Tommy Gene got into a bar fight in Cozad, Nebraska when a young Hispanic kid provoked him. One thing led to another, and Tommy Gene stabbed the kid in the heart about three times. The young man died, and Tommy Gene was convicted of murder. Ultimately, he was sentenced to 30 years in prison.
In the late 1970s, I was appointed to represent Tommy Gene in a state post-conviction action. To make a very long and fairly complex story short, I got Tommy Gene’s sentence reduced by half and this made Tommy Gene immediately eligible for parole.
After the trial judge refused to give Tommy Gene relief on the sentencing question, I convinced the Nebraska Supreme Court that the trial judge had been too tough on Tommy Gene when he gave him 30 years in prison. If you feel the need to read more, see State v. Suggett, 200 Neb. 693, 264 N.W.2d 876 (Neb. 1978) (Although sentence of imprisonment of defendant convicted of second-degree murder was required in view of serious nature of crime, where defendant had no significant criminal record, crime was unplanned and provoked by victim, defendant exhibited willingness to work at honest labor, was not addicted to alcohol or narcotic drugs, and his prison record provided evidence that extended period of incarceration was not required to rehabilitate him, term of imprisonment of 30 years was not warranted and would be reduced by Supreme Court to term of 15 years).
When I represented Tommy Gene, I spent a lot of time with him. I really got to know him. I learned that he had been born in Arkansas, that his family had abandoned him at a young age, that he spent a lot of nights sleeping in farm wagons filled with cotton, that he had virtually no education, that he had never been in any real trouble, that he had drifted from Arkansas to Nebraska on the hope of farm work, that all the guards and case managers who dealt with him in the prison thought so much of him that they were willing to sign statements for presentation to the judge expressing their view that Tommy Gene ought to be released from prison, and that he really loved my wife’s cooking.
As for the later point, I needed a lot of time with Tommy Gene. So, I got him moved to the jail in Dawson County. In that old jail, situated on the second floor of the Sheriff’s office, there were no firm procedures. A lawyer could see his client about any time the lawyer wanted. Moreover, the jailer was a nice guy and I got along with him very well. He allowed me to bring Tommy Gene meals from our home. I spent numerous evenings sitting on the floor outside of Tommy Gene’s cell while he ate the meal my wife prepared and we talked about his life and his case.
Anyway, I came to really like Tommy Gene. While there was no question that he had murdered someone, Tommy Gene was not a bad person. In fact, save for the small matter of stabbing someone three times in the heart, Tommy Gene was a good person.
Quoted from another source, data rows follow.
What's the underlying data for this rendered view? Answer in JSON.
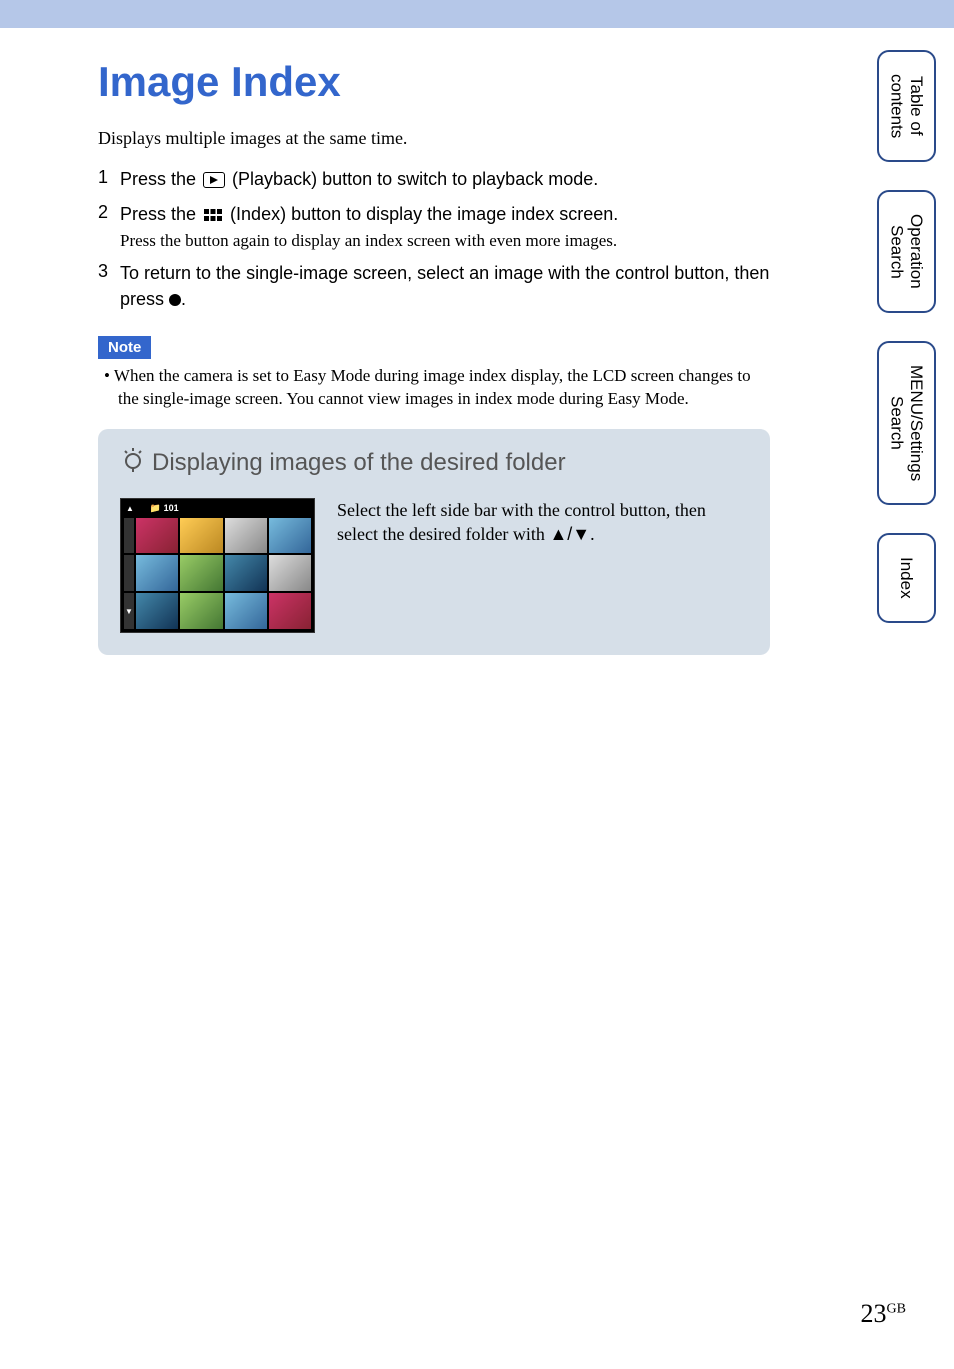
{
  "page": {
    "title": "Image Index",
    "intro": "Displays multiple images at the same time.",
    "page_number": "23",
    "page_suffix": "GB"
  },
  "steps": [
    {
      "num": "1",
      "prefix": "Press the ",
      "icon": "playback",
      "suffix": " (Playback) button to switch to playback mode."
    },
    {
      "num": "2",
      "prefix": "Press the ",
      "icon": "index",
      "suffix": " (Index) button to display the image index screen.",
      "sub": "Press the button again to display an index screen with even more images."
    },
    {
      "num": "3",
      "prefix": "To return to the single-image screen, select an image with the control button, then press ",
      "icon": "dot",
      "suffix": "."
    }
  ],
  "note": {
    "label": "Note",
    "text": "When the camera is set to Easy Mode during image index display, the LCD screen changes to the single-image screen. You cannot view images in index mode during Easy Mode."
  },
  "tip": {
    "title": "Displaying images of the desired folder",
    "folder_label": "101",
    "text_prefix": "Select the left side bar with the control button, then select the desired folder with ",
    "arrows": "▲/▼",
    "text_suffix": "."
  },
  "tabs": {
    "toc": "Table of\ncontents",
    "operation": "Operation\nSearch",
    "menu": "MENU/Settings\nSearch",
    "index": "Index"
  }
}
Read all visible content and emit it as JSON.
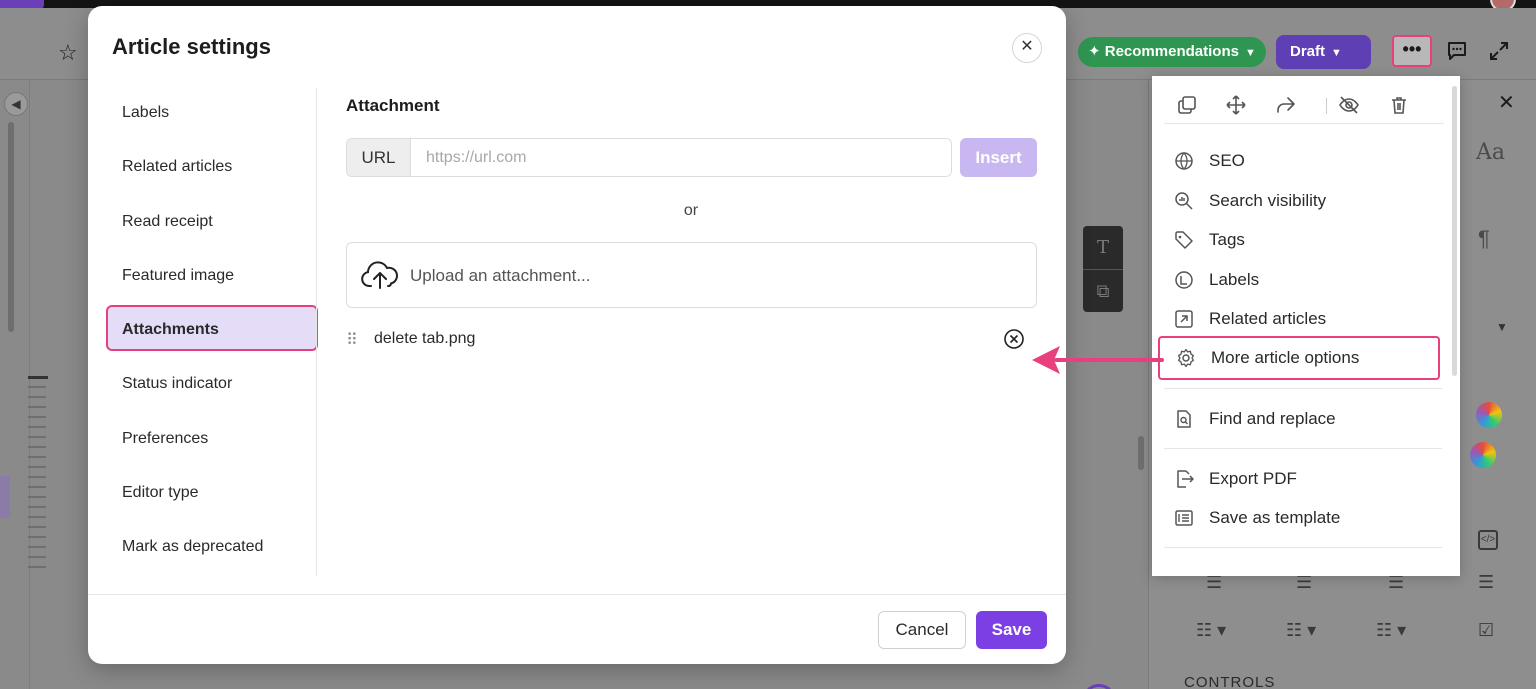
{
  "modal": {
    "title": "Article settings",
    "nav": [
      {
        "label": "Labels",
        "active": false
      },
      {
        "label": "Related articles",
        "active": false
      },
      {
        "label": "Read receipt",
        "active": false
      },
      {
        "label": "Featured image",
        "active": false
      },
      {
        "label": "Attachments",
        "active": true
      },
      {
        "label": "Status indicator",
        "active": false
      },
      {
        "label": "Preferences",
        "active": false
      },
      {
        "label": "Editor type",
        "active": false
      },
      {
        "label": "Mark as deprecated",
        "active": false
      }
    ],
    "attachment": {
      "title": "Attachment",
      "url_prefix": "URL",
      "url_placeholder": "https://url.com",
      "url_value": "",
      "insert_label": "Insert",
      "or_label": "or",
      "upload_label": "Upload an attachment...",
      "files": [
        {
          "name": "delete tab.png"
        }
      ]
    },
    "footer": {
      "cancel_label": "Cancel",
      "save_label": "Save"
    }
  },
  "header": {
    "recommendations_label": "Recommendations",
    "status_label": "Draft"
  },
  "menu": {
    "icon_actions": [
      "copy-icon",
      "move-icon",
      "share-icon",
      "hide-icon",
      "trash-icon"
    ],
    "items": [
      {
        "label": "SEO",
        "icon": "seo-icon"
      },
      {
        "label": "Search visibility",
        "icon": "search-visibility-icon"
      },
      {
        "label": "Tags",
        "icon": "tag-icon"
      },
      {
        "label": "Labels",
        "icon": "label-icon"
      },
      {
        "label": "Related articles",
        "icon": "related-articles-icon"
      },
      {
        "label": "More article options",
        "icon": "gear-icon"
      },
      {
        "label": "Find and replace",
        "icon": "find-replace-icon"
      },
      {
        "label": "Export PDF",
        "icon": "export-pdf-icon"
      },
      {
        "label": "Save as template",
        "icon": "template-icon"
      }
    ]
  },
  "right_panel": {
    "controls_label": "CONTROLS"
  },
  "colors": {
    "accent_purple": "#7b3fe4",
    "insert_disabled": "#c9b7f2",
    "active_nav_bg": "#e5ddf7",
    "highlight_pink": "#e8407e",
    "recommendations_green": "#2e9650"
  }
}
When I got the decision of the Supreme Court, I called Tommy Gene who by then had been returned to the prison in Lincoln. At first, Tommy Gene didn’t understand the good news. When I finally was able to get through to him that he would be let go soon, he seemed stunned. Shortly thereafter, and fairly abruptly, Tommy Gene hung up.
As soon as I got a copy of the opinion, I mailed Tommy Gene a copy and told him in a letter to contact me if there was any delay in his parole. Some months later, I learned that Tommy Gene had been paroled. With that, Tommy Gene’s case was no longer the compulsive driver it had earlier become.
I never saw him Tommy Gene again. And except for what I will describe next, I never heard from him again either.
One day a pretty woman walked into our law office and said she would like to speak to me. I came out to the counter, and she introduced herself as one of Tommy Gene’s friends. She said she had something for me from Tommy. With that, she gave me the leather briefcase that is pictured below. She told me that Tommy Gene had paid one of the other inmates to make the case for me. She said that Tommy Gene said, “Thanks.” With that, she left.
The briefcase sits in my office. I look it at it before I sentence people. When I do, I hope for balance. Sometimes it works.